Zentera received CTA acceptances in China for ZN-c3, ZN-c3 in combination, ZN-c5 and ZN-d5 and four clinical trials are ongoing.
Corporate Highlights:

In July 2021, Zentalis closed an underwritten follow-on offering of 3,565,000 shares of its common stock at a public offering price of $48.50 per share. The total net proceeds were approximately $162.2 million, after deducting underwriting discounts and commissions and offering expenses payable by Zentalis.
Third Quarter 2021 Financial Results

Cash and Marketable Securities Position: As of September 30, 2021, Zentalis had cash, cash equivalents and marketable securities of $366.8 million. We believe that our existing cash, cash equivalents and marketable securities as of September 30, 2021 will be sufficient to fund our operating expenses and capital expenditures requirements into the third quarter of 2023.
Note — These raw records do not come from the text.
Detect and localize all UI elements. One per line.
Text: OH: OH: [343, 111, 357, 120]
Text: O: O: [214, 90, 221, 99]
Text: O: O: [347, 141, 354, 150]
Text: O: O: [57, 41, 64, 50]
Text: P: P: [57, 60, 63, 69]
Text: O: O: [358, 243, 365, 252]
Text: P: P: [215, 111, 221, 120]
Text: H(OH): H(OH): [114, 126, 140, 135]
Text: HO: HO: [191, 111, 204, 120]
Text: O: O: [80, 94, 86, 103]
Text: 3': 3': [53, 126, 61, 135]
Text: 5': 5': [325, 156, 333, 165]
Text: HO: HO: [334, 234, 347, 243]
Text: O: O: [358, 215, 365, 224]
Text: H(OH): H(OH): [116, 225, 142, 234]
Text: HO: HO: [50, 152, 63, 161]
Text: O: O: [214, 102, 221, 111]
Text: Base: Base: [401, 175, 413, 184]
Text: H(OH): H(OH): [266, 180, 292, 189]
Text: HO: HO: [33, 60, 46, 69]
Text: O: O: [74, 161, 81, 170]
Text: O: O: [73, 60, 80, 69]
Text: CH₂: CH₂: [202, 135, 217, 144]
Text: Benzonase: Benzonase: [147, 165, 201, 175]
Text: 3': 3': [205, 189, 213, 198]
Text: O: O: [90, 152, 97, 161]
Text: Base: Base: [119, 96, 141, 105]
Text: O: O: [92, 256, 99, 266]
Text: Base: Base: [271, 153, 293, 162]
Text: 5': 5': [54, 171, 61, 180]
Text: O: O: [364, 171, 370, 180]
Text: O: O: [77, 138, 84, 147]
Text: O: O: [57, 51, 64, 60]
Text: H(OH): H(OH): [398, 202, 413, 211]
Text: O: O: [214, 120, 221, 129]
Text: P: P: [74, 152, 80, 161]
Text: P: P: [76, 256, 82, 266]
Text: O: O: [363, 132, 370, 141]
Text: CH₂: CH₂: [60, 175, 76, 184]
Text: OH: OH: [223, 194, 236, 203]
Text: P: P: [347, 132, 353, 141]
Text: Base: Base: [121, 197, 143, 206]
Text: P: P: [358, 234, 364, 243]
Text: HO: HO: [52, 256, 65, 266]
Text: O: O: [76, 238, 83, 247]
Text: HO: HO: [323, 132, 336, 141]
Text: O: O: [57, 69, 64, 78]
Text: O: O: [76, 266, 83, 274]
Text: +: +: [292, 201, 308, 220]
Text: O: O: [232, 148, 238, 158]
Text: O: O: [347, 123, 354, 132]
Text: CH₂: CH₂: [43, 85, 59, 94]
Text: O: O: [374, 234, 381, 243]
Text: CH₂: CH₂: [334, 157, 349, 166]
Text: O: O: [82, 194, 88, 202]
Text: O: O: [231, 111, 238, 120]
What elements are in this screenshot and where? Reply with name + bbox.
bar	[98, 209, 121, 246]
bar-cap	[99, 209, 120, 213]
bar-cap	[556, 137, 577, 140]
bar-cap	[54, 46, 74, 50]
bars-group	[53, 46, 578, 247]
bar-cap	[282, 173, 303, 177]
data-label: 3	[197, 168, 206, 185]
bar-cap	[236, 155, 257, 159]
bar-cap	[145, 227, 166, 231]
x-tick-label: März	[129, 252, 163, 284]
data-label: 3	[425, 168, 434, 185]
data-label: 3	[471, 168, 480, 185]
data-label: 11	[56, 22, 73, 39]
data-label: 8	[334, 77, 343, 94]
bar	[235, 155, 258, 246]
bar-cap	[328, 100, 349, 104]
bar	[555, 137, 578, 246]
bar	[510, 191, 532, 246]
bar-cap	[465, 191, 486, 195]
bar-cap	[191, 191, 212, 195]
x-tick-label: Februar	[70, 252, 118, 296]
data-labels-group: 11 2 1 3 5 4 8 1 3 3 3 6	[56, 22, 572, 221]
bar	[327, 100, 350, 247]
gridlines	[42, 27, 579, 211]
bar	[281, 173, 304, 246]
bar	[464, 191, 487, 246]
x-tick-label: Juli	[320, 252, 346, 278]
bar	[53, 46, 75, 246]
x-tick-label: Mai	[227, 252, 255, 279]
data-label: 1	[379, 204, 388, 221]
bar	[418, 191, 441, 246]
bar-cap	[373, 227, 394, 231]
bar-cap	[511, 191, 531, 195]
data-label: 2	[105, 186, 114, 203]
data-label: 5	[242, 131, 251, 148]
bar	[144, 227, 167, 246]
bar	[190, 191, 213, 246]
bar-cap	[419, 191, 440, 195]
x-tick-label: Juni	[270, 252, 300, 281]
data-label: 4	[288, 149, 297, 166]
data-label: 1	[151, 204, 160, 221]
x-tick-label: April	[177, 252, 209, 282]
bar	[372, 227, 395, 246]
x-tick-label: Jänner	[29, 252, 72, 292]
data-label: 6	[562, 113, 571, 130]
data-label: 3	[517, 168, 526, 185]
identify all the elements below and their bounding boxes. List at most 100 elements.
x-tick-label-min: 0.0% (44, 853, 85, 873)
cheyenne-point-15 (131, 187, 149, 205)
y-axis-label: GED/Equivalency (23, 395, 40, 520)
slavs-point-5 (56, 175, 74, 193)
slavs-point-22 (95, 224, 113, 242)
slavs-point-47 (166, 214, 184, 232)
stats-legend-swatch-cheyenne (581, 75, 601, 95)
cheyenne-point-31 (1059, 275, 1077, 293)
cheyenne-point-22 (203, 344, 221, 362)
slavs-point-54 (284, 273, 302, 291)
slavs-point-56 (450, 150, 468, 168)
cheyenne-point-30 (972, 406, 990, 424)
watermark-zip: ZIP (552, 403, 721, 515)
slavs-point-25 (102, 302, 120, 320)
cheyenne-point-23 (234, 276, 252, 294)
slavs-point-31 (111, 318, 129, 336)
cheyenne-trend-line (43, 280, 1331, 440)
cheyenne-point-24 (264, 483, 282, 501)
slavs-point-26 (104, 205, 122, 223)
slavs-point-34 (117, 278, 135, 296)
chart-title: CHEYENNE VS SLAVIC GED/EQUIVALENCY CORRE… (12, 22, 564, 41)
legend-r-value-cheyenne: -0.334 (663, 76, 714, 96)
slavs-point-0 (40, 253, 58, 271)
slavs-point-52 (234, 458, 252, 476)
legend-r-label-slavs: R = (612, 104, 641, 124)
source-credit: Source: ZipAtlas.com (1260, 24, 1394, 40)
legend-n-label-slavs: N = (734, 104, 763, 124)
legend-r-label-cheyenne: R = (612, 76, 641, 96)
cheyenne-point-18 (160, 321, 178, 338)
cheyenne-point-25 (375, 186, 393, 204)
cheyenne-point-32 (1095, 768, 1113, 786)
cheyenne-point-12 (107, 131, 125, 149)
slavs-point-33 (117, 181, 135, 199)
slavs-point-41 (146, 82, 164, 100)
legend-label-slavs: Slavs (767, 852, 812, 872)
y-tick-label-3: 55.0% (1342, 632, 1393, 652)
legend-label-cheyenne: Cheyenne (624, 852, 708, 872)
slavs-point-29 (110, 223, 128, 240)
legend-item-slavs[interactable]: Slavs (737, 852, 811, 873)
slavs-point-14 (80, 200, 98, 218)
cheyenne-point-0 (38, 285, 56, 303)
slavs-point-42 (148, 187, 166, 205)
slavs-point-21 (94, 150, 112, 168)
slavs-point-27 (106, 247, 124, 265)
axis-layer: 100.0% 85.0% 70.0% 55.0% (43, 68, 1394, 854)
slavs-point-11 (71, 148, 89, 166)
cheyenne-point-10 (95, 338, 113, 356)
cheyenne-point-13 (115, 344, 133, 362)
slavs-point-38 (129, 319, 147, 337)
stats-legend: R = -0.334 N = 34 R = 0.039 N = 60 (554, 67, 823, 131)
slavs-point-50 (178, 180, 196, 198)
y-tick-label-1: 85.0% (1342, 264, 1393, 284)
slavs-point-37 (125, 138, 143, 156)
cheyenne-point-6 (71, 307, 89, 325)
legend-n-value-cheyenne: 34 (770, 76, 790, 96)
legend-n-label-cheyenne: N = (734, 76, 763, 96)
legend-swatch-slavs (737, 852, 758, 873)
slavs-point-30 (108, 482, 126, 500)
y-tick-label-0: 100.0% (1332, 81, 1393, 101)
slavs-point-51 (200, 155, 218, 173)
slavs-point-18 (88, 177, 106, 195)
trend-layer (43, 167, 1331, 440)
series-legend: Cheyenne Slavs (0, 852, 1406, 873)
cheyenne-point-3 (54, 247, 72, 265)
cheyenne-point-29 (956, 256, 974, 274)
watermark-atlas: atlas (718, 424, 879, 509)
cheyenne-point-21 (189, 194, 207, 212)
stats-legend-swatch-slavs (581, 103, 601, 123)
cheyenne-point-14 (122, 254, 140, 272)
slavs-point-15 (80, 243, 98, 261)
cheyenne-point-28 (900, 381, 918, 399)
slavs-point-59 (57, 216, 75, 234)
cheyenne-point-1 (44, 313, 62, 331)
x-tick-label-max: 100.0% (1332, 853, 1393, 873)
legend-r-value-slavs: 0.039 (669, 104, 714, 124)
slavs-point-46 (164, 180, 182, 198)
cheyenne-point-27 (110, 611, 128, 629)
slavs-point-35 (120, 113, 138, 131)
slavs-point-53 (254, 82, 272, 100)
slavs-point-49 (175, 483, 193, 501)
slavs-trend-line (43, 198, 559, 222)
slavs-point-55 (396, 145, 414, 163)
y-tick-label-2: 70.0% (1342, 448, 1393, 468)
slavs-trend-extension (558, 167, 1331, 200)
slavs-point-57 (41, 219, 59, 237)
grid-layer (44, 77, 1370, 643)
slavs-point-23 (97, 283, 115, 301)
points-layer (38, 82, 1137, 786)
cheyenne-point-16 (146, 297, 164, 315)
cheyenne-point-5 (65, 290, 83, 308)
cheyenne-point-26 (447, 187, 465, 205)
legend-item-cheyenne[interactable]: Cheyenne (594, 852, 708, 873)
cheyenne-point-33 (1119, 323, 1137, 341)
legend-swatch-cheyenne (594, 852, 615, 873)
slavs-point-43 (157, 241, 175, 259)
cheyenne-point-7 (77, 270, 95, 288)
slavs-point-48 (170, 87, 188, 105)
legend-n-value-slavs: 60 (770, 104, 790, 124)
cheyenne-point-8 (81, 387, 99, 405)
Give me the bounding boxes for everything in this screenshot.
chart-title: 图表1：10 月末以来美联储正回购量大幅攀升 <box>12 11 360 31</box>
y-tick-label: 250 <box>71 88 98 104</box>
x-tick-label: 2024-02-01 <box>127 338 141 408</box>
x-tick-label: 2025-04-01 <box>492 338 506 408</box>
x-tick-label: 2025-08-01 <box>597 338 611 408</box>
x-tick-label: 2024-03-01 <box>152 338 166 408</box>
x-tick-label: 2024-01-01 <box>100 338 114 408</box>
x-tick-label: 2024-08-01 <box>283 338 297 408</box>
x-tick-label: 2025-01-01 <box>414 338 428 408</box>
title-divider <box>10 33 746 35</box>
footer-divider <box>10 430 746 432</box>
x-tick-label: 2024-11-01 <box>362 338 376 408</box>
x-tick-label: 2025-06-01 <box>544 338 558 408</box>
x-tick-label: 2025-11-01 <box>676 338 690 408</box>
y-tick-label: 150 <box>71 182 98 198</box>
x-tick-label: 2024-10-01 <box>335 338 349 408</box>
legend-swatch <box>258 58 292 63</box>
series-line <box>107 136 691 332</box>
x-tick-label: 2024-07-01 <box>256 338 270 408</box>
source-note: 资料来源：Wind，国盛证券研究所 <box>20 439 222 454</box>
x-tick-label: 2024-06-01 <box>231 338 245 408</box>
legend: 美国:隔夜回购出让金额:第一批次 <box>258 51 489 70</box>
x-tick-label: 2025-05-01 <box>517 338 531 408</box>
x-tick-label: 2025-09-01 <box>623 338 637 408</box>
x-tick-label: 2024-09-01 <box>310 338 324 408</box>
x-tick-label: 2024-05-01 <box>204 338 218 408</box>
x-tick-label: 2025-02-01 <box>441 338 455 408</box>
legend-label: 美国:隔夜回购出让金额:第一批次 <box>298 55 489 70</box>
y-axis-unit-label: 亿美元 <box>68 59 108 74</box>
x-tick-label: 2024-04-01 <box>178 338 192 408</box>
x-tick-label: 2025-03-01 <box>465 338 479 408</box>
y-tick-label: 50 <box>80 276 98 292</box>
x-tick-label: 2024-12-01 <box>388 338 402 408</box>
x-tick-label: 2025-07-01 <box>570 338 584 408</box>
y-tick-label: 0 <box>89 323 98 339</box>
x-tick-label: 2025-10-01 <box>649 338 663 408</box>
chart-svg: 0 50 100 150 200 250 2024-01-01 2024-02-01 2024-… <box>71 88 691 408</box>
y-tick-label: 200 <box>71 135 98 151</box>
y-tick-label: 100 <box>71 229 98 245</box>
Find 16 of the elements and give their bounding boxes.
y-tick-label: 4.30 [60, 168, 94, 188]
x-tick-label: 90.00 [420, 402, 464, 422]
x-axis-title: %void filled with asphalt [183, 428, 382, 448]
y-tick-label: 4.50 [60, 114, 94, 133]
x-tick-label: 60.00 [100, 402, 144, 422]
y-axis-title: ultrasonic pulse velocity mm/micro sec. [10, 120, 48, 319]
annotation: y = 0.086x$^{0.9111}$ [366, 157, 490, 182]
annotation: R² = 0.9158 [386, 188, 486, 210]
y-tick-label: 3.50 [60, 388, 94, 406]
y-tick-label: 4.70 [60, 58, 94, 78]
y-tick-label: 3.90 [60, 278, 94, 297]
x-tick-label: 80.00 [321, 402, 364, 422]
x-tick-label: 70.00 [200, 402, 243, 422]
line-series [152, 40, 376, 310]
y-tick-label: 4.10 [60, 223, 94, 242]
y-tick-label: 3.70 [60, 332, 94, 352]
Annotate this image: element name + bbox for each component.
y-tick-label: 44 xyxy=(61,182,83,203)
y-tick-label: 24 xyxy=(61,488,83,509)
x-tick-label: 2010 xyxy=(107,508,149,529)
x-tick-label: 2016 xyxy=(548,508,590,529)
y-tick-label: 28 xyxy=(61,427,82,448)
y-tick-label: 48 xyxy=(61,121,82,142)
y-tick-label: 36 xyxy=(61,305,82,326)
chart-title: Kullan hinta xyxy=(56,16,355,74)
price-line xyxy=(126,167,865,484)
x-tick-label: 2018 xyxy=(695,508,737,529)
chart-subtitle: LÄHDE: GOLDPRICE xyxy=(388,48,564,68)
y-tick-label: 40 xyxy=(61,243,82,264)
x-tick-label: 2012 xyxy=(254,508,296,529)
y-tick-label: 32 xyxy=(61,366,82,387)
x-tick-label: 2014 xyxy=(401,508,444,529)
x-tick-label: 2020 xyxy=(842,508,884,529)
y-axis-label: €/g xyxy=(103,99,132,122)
Research and Development Expenses: Research and development expenses for the three months ended September 30, 2021 were $54.0 million, compared to $24.7 million for the three months ended September 30, 2020. The increase of $29.3 million was primarily due to increases in external research and development expenses related to our clinical product candidates, as we advanced our clinical pipeline.
General and Administrative Expenses: General and administrative expenses for the three months ended September 30, 2021 were $8.9 million, compared to $10.1 million during the three months ended September 30, 2020. This decrease of $1.2 million was primarily attributable to a decrease of $0.6 million in legal fees and an increase in allocable overhead expenses to research and development expenses of $1.7 million, offset by an increase of $1.1 million of facilities and related permits/fees and licenses expenses.
Net Loss: Net loss was $10.5 million for the three months ended September 30, 2021, compared to $34.7 million for the three months ended September 30, 2020. The $24.2 million decrease in net loss was primarily the result of the gain on deconsolidation of Zentera recognized during the three months ended September 30, 2021, partially offset by increases in research and development expenses discussed above.